Figure 3. Topography map showing moderate keratoconus OD.

Figure 4. Topography map showing advanced keratoconus OS.

She received her lenses in two days and experienced nearly instantaneous adaptation, even in the left eye in which she had not worn a GP lens for nearly three months. Figures 5 and 6 show the left eye fit with this custom keratoconus design. She started wearing her lenses in early April 2019, and she recently sent us feedback that she had experienced no red eyes and no excessive tearing or any symptom that would indicate a compromised fitting.

Figures 5 and 6, advanced keratoconus with pterygium OS, with and without fluorescein.

Discussion

We were fortunate that this patient wanted corneal GP lenses to manage her case.

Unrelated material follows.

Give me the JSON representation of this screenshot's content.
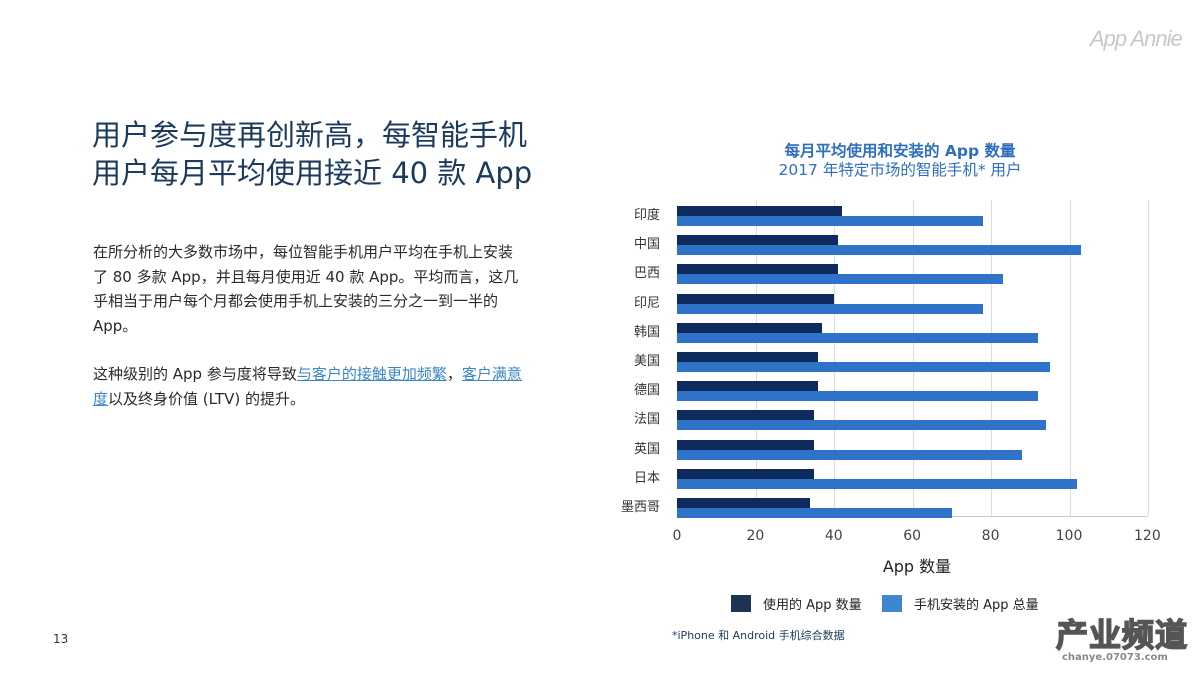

If scleral lenses were pursued, we probably would have needed a large overall diameter of 19.0mm to 21.0mm to vault the pterygium, most likely including a quadrant-specific posterior lens elevation over the area where the pterygium tissue is present and then landing the haptic curve beyond this area. This would allow the lens to gently vault the pterygium without excessive pressure.

Conclusion

Specialty contact lens fitting in patients who have both keratoconus and pterygium always makes the fitting a bit more challenging. If corneal GPs are the choice, the lens should be designed so that the apex of the cone is perfectly vaulted and the lens edge does not touch or only gently touches the pterygium so that it will not compromise the fit. If scleral lenses are the choice, the lens will likely need to vault the entire cornea and limbus as well as include a quadrant-specific vault4 over the pterygium. Notching a scleral lens does not seem to be the best option in this case as it may hurt the cornea or induce air bubbles inside the fluid lens reservoir; however, there is evidence of success using this technique.5

References

  1. Kanski JJ. Clinical Ophthalmology – A systematic approach, 5th Ed. 2003 Butterworth Heinemann, p. 82.
  2. Alves MR, Gomes JAP, et al. Ocular Surface (Superfície Ocular) Editora Médica. 2011, p. 115.
  3. Kauffman E, et al – The Cornea, Chapter 18, P.461
  4. Arnold TP. Contact lens management of pterygia and pingueculae. Vision Online Magazine. Jan 20, 2018. Available at: http://visionmagazineonline.co.za/2018/01/20/contact-lens-management-of-pterygia-and-pingueculae/
  5. Berke-Silva S, Janoff AM. Scleral Lens Fit for Keratoconus with Pterygium: To Notch or Not! Poster presented at the 2015 Global Specialty Lens Symposium, Las Vegas, Jan 2015.